Si l’opération est bien menée, elle peut donner des résultats intéressants pour ceux qui en sont à l’origine. À cet effet, je me souviens encore très bien de ma première étude des crédits comme ministre de la Culture. Le matin même, alors que je révisais mes notes une dernière fois pour la commission parlementaire qui s’amorçait en début d’après-midi, je vois dans les médias que des organismes culturels sont en train de manifester sur la place d’Armes à Montréal afin de réclamer une augmentation du budget du Conseil des arts et des lettres du Québec (CALQ). L’enjeu n’était pas nouveau pour moi et j’étais prêt à l’aborder, car j’envisageais d’augmenter ce budget éventuellement. Cependant, je ne m’y étais pas encore engagé publiquement comme il restait quelques détails à régler. Le but de la démarche des organismes était bien évidemment que je m’y engage formellement et publiquement, question que je ne puisse plus reculer. C’était de bonne guerre de leur part et ils étaient bien organisés pour atteindre leur objectif.
En plus de leur manifestation (tenue à un moment qui n’était pas le fruit du hasard), je reçois sur mon cellulaire un appel d’une ancienne ministre de la Culture qui voulait me signifier son appui aux revendications et m’informer que j’allais être questionné sur le sujet en après-midi.
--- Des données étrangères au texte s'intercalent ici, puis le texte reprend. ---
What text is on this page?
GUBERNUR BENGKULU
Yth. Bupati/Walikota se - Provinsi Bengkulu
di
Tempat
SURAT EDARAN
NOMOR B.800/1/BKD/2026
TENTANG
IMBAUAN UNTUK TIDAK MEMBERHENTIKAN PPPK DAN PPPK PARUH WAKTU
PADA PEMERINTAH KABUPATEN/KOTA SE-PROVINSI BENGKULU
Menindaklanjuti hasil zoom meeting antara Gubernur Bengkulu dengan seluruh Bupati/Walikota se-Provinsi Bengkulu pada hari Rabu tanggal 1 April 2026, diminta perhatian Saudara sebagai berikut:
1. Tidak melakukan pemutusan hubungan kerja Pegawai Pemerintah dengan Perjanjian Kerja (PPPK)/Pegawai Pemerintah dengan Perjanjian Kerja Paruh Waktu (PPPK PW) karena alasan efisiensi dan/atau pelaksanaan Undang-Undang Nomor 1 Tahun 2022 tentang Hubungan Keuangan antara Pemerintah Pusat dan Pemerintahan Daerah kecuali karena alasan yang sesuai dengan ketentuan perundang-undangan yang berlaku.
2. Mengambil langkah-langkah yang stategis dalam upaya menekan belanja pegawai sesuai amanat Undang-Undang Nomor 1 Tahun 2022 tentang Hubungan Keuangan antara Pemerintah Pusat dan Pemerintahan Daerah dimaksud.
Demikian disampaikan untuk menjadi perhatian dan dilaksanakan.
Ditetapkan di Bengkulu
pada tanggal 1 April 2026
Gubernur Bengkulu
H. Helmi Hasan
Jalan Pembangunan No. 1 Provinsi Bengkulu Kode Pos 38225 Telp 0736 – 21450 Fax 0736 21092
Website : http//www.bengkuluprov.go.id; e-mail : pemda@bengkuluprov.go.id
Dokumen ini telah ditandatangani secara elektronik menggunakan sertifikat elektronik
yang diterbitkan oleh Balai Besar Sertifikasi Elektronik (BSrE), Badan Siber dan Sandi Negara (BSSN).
Je décide donc, avant de me rendre au parlement, que j’allais m'engager à effectuer une annonce prochainement concernant le budget du CALQ, ce que je voulais faire de toute manière. Ce faisant, je me disais que la pression publique allait diminuer, bien que j’avais conscience que je m’imposais désormais une obligation de résultat. Valait quand même mieux cela plutôt que le débat prenne encore plus d’ampleur dans les médias.
Sans surprise, la question est arrivée très rapidement, notamment par la voix de la porte-parole de l’opposition officielle en matière de Culture. Les organismes culturels avaient bien évidemment concerté le tout avec elle, d’autant plus qu’elle était la première à prendre la parole à la suite de mes remarques d’ouverture. En guise de réponse, j’ai annoncé mon intention. Les organismes culturels avaient donc bien réussi à positionner leurs revendications dans l’espace public et dans le débat parlementaire. Ce fut une bonne opération pour eux, car ils ont atteint leur objectif en faisant en sorte que je prenne publiquement un engagement. Par le fait même, ils ont également prouvé, même si ce n’était certainement pas leur objectif, que l’étude des crédits est une bonne opportunité pour faire avancer des dossiers.